Although I had never before attempted the maneuvers illustrated in the Kaleidoscope video called
Deep Water Rescue,
my relationship with that particular short was so intimate that, upon entering the Hudson, I spontaneously assumed a backstroke position, placed one hand under the drowning man's chin, bade him relax, and, kicking for motive power, towed him to New Jersey. The instant I levered him onto the derelict wharf, his teeth started chattering, but he nevertheless managed to explain how his eyeglasses had slipped from his face and how in grabbing for them he'd lost his balance and tumbled over the rail. He chastised himself for never learning to swim. Then came the kiss on the cheek—and then the flash of recognition.

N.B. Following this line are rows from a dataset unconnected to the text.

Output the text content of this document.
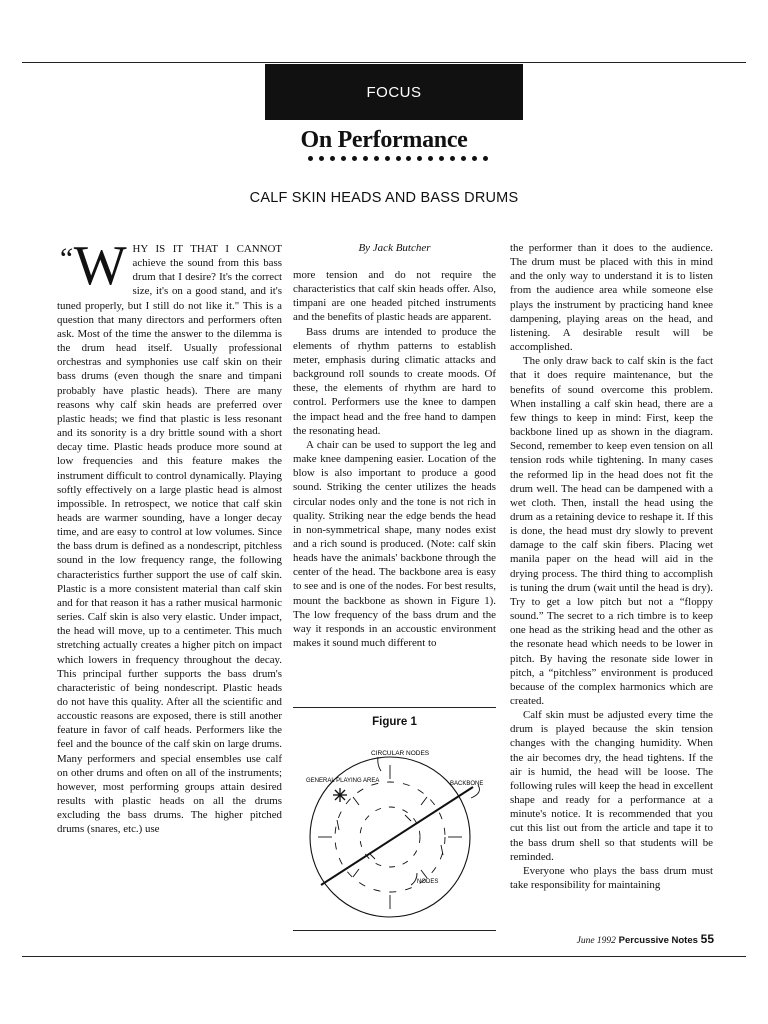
FOCUS
On Performance
CALF SKIN HEADS AND BASS DRUMS

“W HY IS IT THAT I CANNOT achieve the sound from this bass drum that I desire? It's the correct size, it's on a good stand, and it's tuned properly, but I still do not like it." This is a question that many directors and performers often ask. Most of the time the answer to the dilemma is the drum head itself. Usually professional orchestras and symphonies use calf skin on their bass drums (even though the snare and timpani probably have plastic heads). There are many reasons why calf skin heads are preferred over plastic heads; we find that plastic is less resonant and its sonority is a dry brittle sound with a short decay time. Plastic heads produce more sound at low frequencies and this feature makes the instrument difficult to control dynamically. Playing softly effectively on a large plastic head is almost impossible. In retrospect, we notice that calf skin heads are warmer sounding, have a longer decay time, and are easy to control at low volumes. Since the bass drum is defined as a nondescript, pitchless sound in the low frequency range, the following characteristics further support the use of calf skin. Plastic is a more consistent material than calf skin and for that reason it has a rather musical harmonic series. Calf skin is also very elastic. Under impact, the head will move, up to a centimeter. This much stretching actually creates a higher pitch on impact which lowers in frequency throughout the decay. This principal further supports the bass drum's characteristic of being nondescript. Plastic heads do not have this quality. After all the scientific and accoustic reasons are exposed, there is still another feature in favor of calf heads. Performers like the feel and the bounce of the calf skin on large drums. Many performers and special ensembles use calf on other drums and often on all of the instruments; however, most performing groups attain desired results with plastic heads on all the drums excluding the bass drums. The higher pitched drums (snares, etc.) use

By Jack Butcher

more tension and do not require the characteristics that calf skin heads offer. Also, timpani are one headed pitched instruments and the benefits of plastic heads are apparent.

Bass drums are intended to produce the elements of rhythm patterns to establish meter, emphasis during climatic attacks and background roll sounds to create moods. Of these, the elements of rhythm are hard to control. Performers use the knee to dampen the impact head and the free hand to dampen the resonating head.

A chair can be used to support the leg and make knee dampening easier. Location of the blow is also important to produce a good sound. Striking the center utilizes the heads circular nodes only and the tone is not rich in quality. Striking near the edge bends the head in non-symmetrical shape, many nodes exist and a rich sound is produced. (Note: calf skin heads have the animals' backbone through the center of the head. The backbone area is easy to see and is one of the nodes. For best results, mount the backbone as shown in Figure 1). The low frequency of the bass drum and the way it responds in an accoustic environment makes it sound much different to

Figure 1
CIRCULAR NODES
GENERAL PLAYING AREA	BACKBONE
NODES

the performer than it does to the audience. The drum must be placed with this in mind and the only way to understand it is to listen from the audience area while someone else plays the instrument by practicing hand knee dampening, playing areas on the head, and listening. A desirable result will be accomplished.

The only draw back to calf skin is the fact that it does require maintenance, but the benefits of sound overcome this problem. When installing a calf skin head, there are a few things to keep in mind: First, keep the backbone lined up as shown in the diagram. Second, remember to keep even tension on all tension rods while tightening. In many cases the reformed lip in the head does not fit the drum well. The head can be dampened with a wet cloth. Then, install the head using the drum as a retaining device to reshape it. If this is done, the head must dry slowly to prevent damage to the calf skin fibers. Placing wet manila paper on the head will aid in the drying process. The third thing to accomplish is tuning the drum (wait until the head is dry). Try to get a low pitch but not a “floppy sound.” The secret to a rich timbre is to keep one head as the striking head and the other as the resonate head which needs to be lower in pitch. By having the resonate side lower in pitch, a “pitchless” environment is produced because of the complex harmonics which are created.

Calf skin must be adjusted every time the drum is played because the skin tension changes with the changing humidity. When the air becomes dry, the head tightens. If the air is humid, the head will be loose. The following rules will keep the head in excellent shape and ready for a performance at a minute's notice. It is recommended that you cut this list out from the article and tape it to the bass drum shell so that students will be reminded.

Everyone who plays the bass drum must take responsibility for maintaining

June 1992 Percussive Notes 55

“You're Bruno Pearl,” I told him.

Instead of responding to my assertion, he patted his pants, front and back, soon determining that his wallet and keys had survived the misadventure.

“Such a wonderfully courageous, a
foolishly
courageous young woman.” His teeth continued to vibrate, castanets in the hands of a lunatic. “Tell me your name, dear lady.”

“Susan Fiore.”

“Call me John.”

“You're Bruno Pearl,” I informed him again. When you've just saved a person's life, a certain impertinence comes naturally. “You're Bruno Pearl, and the world believes you're dead.”

He made no response, but instead rubbed each arm with the opposite hand. “In my experience, lovely Susan,” he said at last, “appearances are deceiving.”

Whether this was Bruno Pearl or not, my obligation to him clearly had not ended. My beneficiary's most immediate problem was not his lost eyeglasses—though he said he was functionally blind without them—but the threat of hypothermia. When the gentleman revealed that he lived in north Hoboken, near the corner of Willow Avenue and 14th Street, I proposed that we proceed directly to my apartment, a mere two blocks from the wharf.